Du betrachtest gerade „Gebieter der Stille“

Es scheint etwas ganz Besonderes zu sein, auf einer Insel zu leben. Im „Buch der Stille“ (wir berichteten über die Autorin und ihre frühere Leidenschaft in unserem Beitrag zu Deipnosophie) erzählt Sara Maitland, wie es sich anfühlt, an einem Ort nur noch von Stille umgeben zu sein und wochenlang zu schweigen. Während ihr der Wald mit seinem Flüstern und Rauschen eher unheimlich sei, wie sie den Leser wissen lässt, stellt unter anderem die zerklüftete Insel Skye für sie einen Sehnsuchtsort dar.

Es geht wohl darum, Teil einer umfassenderen Ordnung zu sein, mit dem sie sich innig verbunden fühlt.

Das besondere der „Insularität“ und das Selbstverständnis von Inselbewohnern erforschte schon 1988 die Kulturanthropologin Ina-Maria Greverus im Sachbuch „Auf Inseln leben„. Ihre Feldforschung galt Rügen und Usedom. Für die Studierenden, die gerade im Fach der Kulturanthropologie und Europäischen Ethnologie in Frankfurt Main das Fremde und das Eigene erforschen, geht es darum das Selbstbild des Inselbewohners und seine besondere Mentalität durch Befragungen herauszufinden.
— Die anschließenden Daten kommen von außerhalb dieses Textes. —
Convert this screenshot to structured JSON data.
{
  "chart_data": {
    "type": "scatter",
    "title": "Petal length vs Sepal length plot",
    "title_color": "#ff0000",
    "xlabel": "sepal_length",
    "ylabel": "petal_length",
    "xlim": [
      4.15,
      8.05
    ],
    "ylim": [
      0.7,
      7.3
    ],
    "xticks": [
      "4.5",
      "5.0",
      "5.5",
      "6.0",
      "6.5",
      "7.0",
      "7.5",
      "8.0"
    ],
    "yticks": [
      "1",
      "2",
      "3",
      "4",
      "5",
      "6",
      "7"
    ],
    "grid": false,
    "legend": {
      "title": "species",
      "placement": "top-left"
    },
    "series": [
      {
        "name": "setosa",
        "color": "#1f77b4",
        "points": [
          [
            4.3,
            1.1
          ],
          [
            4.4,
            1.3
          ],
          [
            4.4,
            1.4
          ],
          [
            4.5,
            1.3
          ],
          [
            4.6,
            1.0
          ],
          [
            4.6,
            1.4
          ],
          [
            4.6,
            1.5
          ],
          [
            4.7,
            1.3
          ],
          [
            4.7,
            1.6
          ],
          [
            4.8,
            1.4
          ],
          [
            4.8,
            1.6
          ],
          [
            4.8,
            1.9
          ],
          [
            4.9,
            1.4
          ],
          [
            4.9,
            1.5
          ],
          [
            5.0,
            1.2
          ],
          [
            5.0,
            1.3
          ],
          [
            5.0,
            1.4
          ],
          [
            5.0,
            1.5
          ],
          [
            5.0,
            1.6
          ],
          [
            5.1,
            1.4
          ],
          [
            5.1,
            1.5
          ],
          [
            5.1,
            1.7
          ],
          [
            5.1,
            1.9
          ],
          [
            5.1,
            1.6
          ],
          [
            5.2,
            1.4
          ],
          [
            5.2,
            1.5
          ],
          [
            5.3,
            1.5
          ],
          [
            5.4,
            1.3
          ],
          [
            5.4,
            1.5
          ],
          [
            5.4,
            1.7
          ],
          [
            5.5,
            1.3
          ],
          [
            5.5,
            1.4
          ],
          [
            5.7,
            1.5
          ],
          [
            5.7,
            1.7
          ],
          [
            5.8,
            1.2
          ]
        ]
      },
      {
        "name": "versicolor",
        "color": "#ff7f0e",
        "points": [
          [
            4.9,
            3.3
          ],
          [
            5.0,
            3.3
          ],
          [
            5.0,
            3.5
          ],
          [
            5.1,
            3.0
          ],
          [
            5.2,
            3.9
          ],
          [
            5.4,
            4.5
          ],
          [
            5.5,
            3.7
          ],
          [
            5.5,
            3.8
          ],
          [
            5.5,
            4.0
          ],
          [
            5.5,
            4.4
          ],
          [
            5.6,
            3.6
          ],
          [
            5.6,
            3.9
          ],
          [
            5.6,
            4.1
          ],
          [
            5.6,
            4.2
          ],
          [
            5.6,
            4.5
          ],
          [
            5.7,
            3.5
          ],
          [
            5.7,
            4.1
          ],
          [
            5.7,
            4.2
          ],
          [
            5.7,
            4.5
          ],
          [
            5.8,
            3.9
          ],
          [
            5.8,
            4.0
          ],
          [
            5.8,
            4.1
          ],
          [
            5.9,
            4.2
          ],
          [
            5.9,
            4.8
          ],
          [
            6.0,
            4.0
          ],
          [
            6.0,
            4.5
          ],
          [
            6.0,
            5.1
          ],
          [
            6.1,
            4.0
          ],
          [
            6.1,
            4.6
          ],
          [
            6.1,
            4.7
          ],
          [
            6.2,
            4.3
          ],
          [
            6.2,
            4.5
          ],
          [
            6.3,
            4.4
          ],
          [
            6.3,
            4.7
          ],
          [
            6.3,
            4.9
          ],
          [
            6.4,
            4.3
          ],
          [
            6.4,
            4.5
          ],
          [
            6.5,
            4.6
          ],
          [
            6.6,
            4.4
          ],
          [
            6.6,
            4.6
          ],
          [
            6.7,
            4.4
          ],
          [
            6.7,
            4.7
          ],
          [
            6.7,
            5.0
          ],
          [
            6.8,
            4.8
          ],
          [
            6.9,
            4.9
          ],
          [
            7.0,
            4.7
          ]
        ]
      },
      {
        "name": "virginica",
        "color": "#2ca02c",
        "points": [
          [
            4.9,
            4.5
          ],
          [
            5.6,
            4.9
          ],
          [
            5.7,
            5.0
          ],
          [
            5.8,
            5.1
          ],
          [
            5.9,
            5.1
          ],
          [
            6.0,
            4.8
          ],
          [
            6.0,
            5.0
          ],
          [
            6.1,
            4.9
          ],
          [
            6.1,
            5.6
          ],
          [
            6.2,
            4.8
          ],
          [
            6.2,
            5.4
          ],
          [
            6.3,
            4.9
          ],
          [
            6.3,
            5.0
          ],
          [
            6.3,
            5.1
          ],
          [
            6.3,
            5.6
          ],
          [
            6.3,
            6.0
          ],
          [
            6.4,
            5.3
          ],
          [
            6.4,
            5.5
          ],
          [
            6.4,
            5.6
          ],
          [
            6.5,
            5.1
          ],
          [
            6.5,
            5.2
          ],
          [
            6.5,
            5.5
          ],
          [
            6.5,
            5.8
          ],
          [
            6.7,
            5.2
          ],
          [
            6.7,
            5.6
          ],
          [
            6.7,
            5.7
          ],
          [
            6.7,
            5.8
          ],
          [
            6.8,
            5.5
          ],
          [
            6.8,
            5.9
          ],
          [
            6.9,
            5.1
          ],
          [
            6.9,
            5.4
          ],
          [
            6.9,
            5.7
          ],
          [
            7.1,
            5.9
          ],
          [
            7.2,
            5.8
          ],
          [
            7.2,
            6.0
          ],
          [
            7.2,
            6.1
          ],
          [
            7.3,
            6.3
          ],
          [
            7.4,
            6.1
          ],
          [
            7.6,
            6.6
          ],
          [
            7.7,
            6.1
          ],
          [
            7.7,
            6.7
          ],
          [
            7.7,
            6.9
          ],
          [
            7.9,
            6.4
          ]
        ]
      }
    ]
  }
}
Danach wird eruiert, wie sich dieses Besondere, Andere von dem der Menschen auf dem Festland unterscheidet.

Ein Leserbrief von Herrn Schwens zum Beitrag „Röchelverzeichnis“ enthielt zudem eine Frage, wie sich wohl Keith Jarrett auf der Bühne fühle, wenn er zum „Gebieter der Stille“ würde, was nicht nur an unser nächstes Semesterthema andocke, sondern indem Stille auch als Machtdemonstration verstanden werden könne. (Danke nochmals für die Anregung, lieber Herr Schwens!)

Der Gebieter der Stille erinnert an einen Roman von Dirk Gieselmann, der sich bislang vor allem als Journalist einen Namen und gemacht hat und für die Berichterstattung des Fußball-Magazins „11 Freunde“ mit dem Henri-Nannen-Preis ausgezeichnet wurde. Seinen Debütroman „Der Inselmann“ versteht er als „eine poetische Reise in die Seele eines jungen Individualisten, der irgendwie nicht in die Gesellschaft zu passen scheint.“

Worum geht es:

„Eine vergessene Insel, ihr stiller König und die Sehnsucht nach einem Leben abseits der Welt. »Der Inselmann« ist das ebenso berührende wie sprachmächtige Porträt eines Außenseiters und eine Hymne auf den Eigensinn.

Anfang der Sechziger in einem entlegenen Teil Deutschlands. Das Ehepaar Roleder zieht auf eine unbewohnte Insel inmitten eines großen Sees. Es ist eine Flucht nach innen, vor der Stadt und der Wirklichkeit. Mit dabei ist ihr Sohn Hans, der auf der Insel ein neues Zuhause findet. Und noch so viel mehr. Denn mit der Zeit scheint der schüchterne Junge geradezu mit der Insel, den Bäumen, dem Laub, dem Moos und dem Gestein zu verwachsen. Hans wird zum König der Insel. Bis, mit dem Bescheid der Schulbehörde, die Realität in seine kleine große Traumwelt einbricht und ihn von Insel und Eltern trennt. Es ist der Beginn einer beschwerlichen Odyssee, gelenkt zunächst von gnadenlosen Institutionen des Staates und schließlich dem einen großen, pochenden Wunsch: zurückzukehren auf seine Insel, in die ersehnte Einsamkeit im Schatten der Welt. Doch: Wie wird die Insel, wie werden die Eltern ihn empfangen?“


Zentrale Themen sind neben Hans‘ Kampf nach persönlicher Freiheit auch der Zwiestreit zwischen Kultur und Natur, zwischen Gesellschaft und Individuum. Die Stille hat für den Roman eine immense Bedeutung und Hans wird an einer Stelle selbst als „Gebieter der Stille“ bezeichnet. Nahe liegt es da, auch den Autor Gieselmann dieses sensiblen, melancholischen Inselromans als solchen zu bezeichnen.